ツバルの人たちと一緒にココナツオイルを作るもんでんさん(左)=2019年3月、もんでんさん提供

ショート漫画「南の島の異邦人」

ショート漫画「南の島の異邦人」

 南太平洋に浮かぶ小さな国ツバル。はるか遠いこの島国と日本を行き来する京都市左京区の女性が、島民との交流や現地の暮らしを描いたショート漫画「南の島の異邦人」をネットで配信している。全80話あり、滞在先の家族が織りなすエピソードや狩猟採集の日々をコミカルに紹介。「ツバルのことを知って、面白いと思ってくれる人が1人でも増えたら」と願っている。
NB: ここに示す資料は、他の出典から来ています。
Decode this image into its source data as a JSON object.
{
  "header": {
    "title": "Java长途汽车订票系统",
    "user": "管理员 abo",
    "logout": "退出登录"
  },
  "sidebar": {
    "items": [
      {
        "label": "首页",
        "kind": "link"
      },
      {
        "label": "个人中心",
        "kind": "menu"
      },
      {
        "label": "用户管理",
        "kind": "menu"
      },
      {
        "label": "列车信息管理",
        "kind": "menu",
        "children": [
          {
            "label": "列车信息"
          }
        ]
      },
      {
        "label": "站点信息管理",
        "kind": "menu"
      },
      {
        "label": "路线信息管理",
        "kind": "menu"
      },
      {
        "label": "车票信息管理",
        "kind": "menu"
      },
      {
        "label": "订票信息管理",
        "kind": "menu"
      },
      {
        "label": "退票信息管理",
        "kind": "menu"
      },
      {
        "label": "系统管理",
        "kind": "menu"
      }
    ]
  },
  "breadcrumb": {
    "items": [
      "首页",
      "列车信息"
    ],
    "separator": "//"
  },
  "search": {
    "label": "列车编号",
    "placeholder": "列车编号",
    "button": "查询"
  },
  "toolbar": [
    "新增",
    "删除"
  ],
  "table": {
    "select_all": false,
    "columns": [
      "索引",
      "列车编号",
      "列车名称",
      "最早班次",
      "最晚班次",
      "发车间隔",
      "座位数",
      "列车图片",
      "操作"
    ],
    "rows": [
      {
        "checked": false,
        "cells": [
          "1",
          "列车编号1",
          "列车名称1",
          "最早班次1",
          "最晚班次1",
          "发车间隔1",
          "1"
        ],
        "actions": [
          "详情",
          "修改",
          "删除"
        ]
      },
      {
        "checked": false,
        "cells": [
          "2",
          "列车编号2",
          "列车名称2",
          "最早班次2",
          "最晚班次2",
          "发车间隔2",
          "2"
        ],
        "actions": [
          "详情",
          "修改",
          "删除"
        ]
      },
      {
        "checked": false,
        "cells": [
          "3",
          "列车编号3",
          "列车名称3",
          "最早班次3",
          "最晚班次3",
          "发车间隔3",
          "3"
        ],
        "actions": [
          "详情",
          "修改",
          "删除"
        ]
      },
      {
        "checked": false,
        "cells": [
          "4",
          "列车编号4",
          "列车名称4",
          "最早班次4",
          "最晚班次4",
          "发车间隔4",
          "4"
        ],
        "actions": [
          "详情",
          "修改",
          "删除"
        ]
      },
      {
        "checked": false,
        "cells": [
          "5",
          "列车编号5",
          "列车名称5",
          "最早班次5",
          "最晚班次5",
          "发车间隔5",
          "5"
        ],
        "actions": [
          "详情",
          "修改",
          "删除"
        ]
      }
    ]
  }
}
 配信しているのは、ツバル語会話辞書を出版するなど日本に島民の営みを伝えている、もんでん奈津代さん(52)。若い頃から「南の島に移住する」との夢を抱き、2004年に当時1歳の娘とツバルを訪れた。腰を落ち着けたのは、首都フナフティから出る船が月1、2便しかないナヌマンガ島。人口500人ほどでほぼ自給自足の生活に、生きることの力強さや人の温かさを教わった。

 素朴ながらも豊かで奥深い暮らしがすっかり気に入った。ほぼ2年に1度のペースで渡航し、半年から1年にわたって滞在している。「南の島の異邦人」では、直近に滞在した18年10月からの8か月間で体験したことを題材にした。

 木の実や山菜を摘み、ココナツの樹液を飲む。冠婚葬祭など特別な日には、アヒルや豚をさばき、盛大に食べる。ゴザの編み方を習い、祭りでは伝統的な踊り「ファーテレ」に参加した。「日本にないものを見つけるたびにわくわくする」と、もんでんさん。感じたことをありのままに漫画で表現し、「人生で本当に大切なことは何か」とのメッセージを込めた。

 もんでんさんが次に目指すのは、ツバルに行ったことのない誰かを連れていくこと。日本では味わえない「自然の恩恵に包まれ、全てが手作りの別世界」を体験してほしいという。

 「南の島の異邦人」は、文章や画像などを投稿するウェブサービス「note」のもんでんさんのページで閲覧できる。